Das war kein Buhruf.

Das war Geschäftsordnung.

In Wien galt: Wer in der Loge sitzt, sitzt auch im Leben oben. Und wer unten spielt, hat unten zu bleiben. Ein respektloser, witziger Küchenjunge in der Hauptrolle? Das war mehr als Theater – das war ein Angriff auf die Personalstruktur des Reiches.

Die Loge war der eigentliche Ministerrat.

Im Parkett wurde debattiert.

In der Galerie gemurmelt.

Entschieden wurde oben – mit Opernglas und indignierter Haltung.

Das Reich als Daueraufführung

Das Burgtheater gehörte zur Monarchie wie das Zepter zum Kaiser. Es war keine Bühne im Staat – es war der Staat im Modellformat.

Zensur? Selbstverständlich.

„Aufklärung“, „Freiheit“, „Gleichheit“? Nicht aussprechen.

Kirche, Dynastie, Moral? Unberührbar.

Das vielleicht eleganteste Herrschaftsprinzip der Neuzeit lautet: Man verbietet nicht alles. Man verbietet nur das Entscheidende – und nennt den Rest „Diskurs“.

 

Die Monarchie wusste früh, dass Macht nicht nur mit Bajonetten gesichert wird, sondern mit Dramaturgie. Radikale Stimmen erhielten keinen Applaus, sondern keinen Text. Und wer dennoch improvisierte, wurde abgesetzt – wie ein Stück, das die Nerven des Publikums überreizt.

 

Vom Ballhaus zur Staatsbühne

Als Maria Theresia 1741 in einem ehemaligen Ballhaus – einer Art höfischem Tennissaal – ein öffentliches Theater einrichten ließ, war das weniger Begeisterung als erzieherische Maßnahme. Sie selbst blieb den Aufführungen fern. Das Spektakel war ihr moralisch suspekt.

Bezahlt wurde es trotzdem.

Erst ihr Sohn Joseph II. erkannte das strategische Potenzial. 1776 gründete er das „Teutsche Nationaltheater nächst der k.k. Burg“ und verkündete die „Spektakelfreiheit“ – was in Wien bedeutete: Man darf alles spielen, solange es niemanden beunruhigt.

Der Begriff „national“ wurde eingeführt, gestrichen, rehabilitiert, wieder gestrichen – ganz nach politischer Großwetterlage.
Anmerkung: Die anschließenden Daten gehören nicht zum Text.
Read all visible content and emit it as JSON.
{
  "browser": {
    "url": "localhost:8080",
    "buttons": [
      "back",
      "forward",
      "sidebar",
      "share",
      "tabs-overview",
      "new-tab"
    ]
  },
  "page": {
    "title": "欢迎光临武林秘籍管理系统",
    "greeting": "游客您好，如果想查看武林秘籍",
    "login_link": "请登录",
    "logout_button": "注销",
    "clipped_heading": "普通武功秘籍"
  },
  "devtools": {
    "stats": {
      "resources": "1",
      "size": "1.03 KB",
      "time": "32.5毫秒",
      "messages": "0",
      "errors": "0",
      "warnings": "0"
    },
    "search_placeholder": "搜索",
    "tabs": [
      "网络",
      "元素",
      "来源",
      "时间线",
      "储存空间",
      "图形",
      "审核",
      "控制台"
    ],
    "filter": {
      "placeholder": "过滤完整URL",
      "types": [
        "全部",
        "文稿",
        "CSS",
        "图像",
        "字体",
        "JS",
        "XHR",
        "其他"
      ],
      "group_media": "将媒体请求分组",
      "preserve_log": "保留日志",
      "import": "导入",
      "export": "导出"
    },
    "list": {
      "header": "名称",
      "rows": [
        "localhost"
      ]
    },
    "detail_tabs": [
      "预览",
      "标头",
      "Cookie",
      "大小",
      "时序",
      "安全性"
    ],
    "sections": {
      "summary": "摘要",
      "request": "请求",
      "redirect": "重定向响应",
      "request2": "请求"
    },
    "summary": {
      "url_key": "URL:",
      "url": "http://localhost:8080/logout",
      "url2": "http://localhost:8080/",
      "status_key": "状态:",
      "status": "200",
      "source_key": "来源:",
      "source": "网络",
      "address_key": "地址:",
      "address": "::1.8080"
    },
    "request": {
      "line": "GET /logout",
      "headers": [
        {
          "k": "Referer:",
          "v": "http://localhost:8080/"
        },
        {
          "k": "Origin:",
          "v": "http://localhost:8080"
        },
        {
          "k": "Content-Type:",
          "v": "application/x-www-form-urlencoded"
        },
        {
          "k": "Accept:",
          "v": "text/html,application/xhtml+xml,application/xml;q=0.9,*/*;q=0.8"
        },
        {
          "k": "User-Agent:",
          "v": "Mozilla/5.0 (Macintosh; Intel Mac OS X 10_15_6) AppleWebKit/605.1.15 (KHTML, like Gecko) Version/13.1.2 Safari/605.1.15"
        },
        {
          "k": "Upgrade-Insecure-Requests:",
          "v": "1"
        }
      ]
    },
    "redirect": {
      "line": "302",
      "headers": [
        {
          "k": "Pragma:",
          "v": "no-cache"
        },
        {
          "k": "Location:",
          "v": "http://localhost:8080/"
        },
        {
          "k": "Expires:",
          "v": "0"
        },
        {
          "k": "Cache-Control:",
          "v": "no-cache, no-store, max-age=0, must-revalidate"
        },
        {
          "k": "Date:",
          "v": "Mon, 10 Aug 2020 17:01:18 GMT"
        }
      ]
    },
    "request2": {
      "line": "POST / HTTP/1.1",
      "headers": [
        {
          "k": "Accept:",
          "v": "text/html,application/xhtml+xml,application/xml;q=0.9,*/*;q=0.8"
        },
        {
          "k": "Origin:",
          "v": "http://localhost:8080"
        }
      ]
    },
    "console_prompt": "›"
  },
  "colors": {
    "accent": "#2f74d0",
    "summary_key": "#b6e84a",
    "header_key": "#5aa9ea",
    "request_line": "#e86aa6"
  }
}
Prinzipien waren verhandelbar. Stabil blieb nur die Dynastie.

 

Liberal? Aber bitte kontrolliert.

Später behaupteten böse Zungen, das Burgtheater sei bloß „Privatunterhaltungsindustrie einer satten Aristokratie“ gewesen.

Das ist ungerecht.

Es war eine hochprofessionelle Unterhaltungsindustrie einer satten Aristokratie.

Gewiss, man verhandelte dort Fragen der individuellen Freiheit, der Frauenrolle, des Nationalismus. Doch stets unter der stillschweigenden Voraussetzung, dass das Happy End dynastisch abgesichert war.

Selbst die Revolution von 1848 wirkte in diesem Setting wie ein missratener Regieeinfall – laut, unerquicklich, aber nach zwei Akten diskret aus dem Spielplan entfernt.

Ensemblegeist statt Demokratie

Das Geniale am Burgtheater war seine soziale Architektur:

Adel in den Logen.

Bildungsbürgertum im Parkett.

Volk in der vierten Galerie.

Eine vertikale Gesellschaftsordnung mit nummerierten Sitzplätzen.

Spannungen waren erlaubt – solange sie die „emotionale Intensität“ nicht überschritten. Anders gesagt: Empörung ja, Umsturz nein.

Das Theater lehrte die Monarchie eine Kunst, die modernen Demokratien bis heute Mühe bereitet: Dissens so zu inszenieren, dass er wirkungslos bleibt. Applaus als Ventil. Empörung als Dekoration.

 

Schauspielkunst vor Inhalt

Zwischen 1814 und 1867 gab es rund tausend Premieren. Direktoren hatten vergleichsweise wenig Macht – Schauspieler umso mehr.

Wie im Reich selbst:

Der Kaiser repräsentierte.

Die Minister arrangierten.

Die Bürokratie spielte die Hauptrolle.

Manche Autoren sandten ihre Stücke zuerst an populäre Darsteller. Ein bewährtes Prinzip: Nicht die Idee zählt, sondern wer sie verkörpert.

 

Abschied mit Pathos

Als 1888 das alte Gebäude am Michaelerplatz geschlossen und in den neoklassizistischen Prachtbau an der Ringstraße übersiedelt wurde, soll es zu wehmütigen Szenen gekommen sein.

Natürlich.

Man verließ nicht nur ein Theater.

Man verließ die Probebühne einer Epoche.

Die Habsburger Elite hatte etwas Entscheidendes verstanden:

Macht ist dann am stabilsten, wenn sie wie ein gut einstudiertes Stück erscheint.

Mit klarer Rollenverteilung.

Mit Zensur als Dramaturgie.

Mit Logen als Regierungssitzen.

Und mit einem Publikum, das gelernt hat, im richtigen Moment zu klatschen.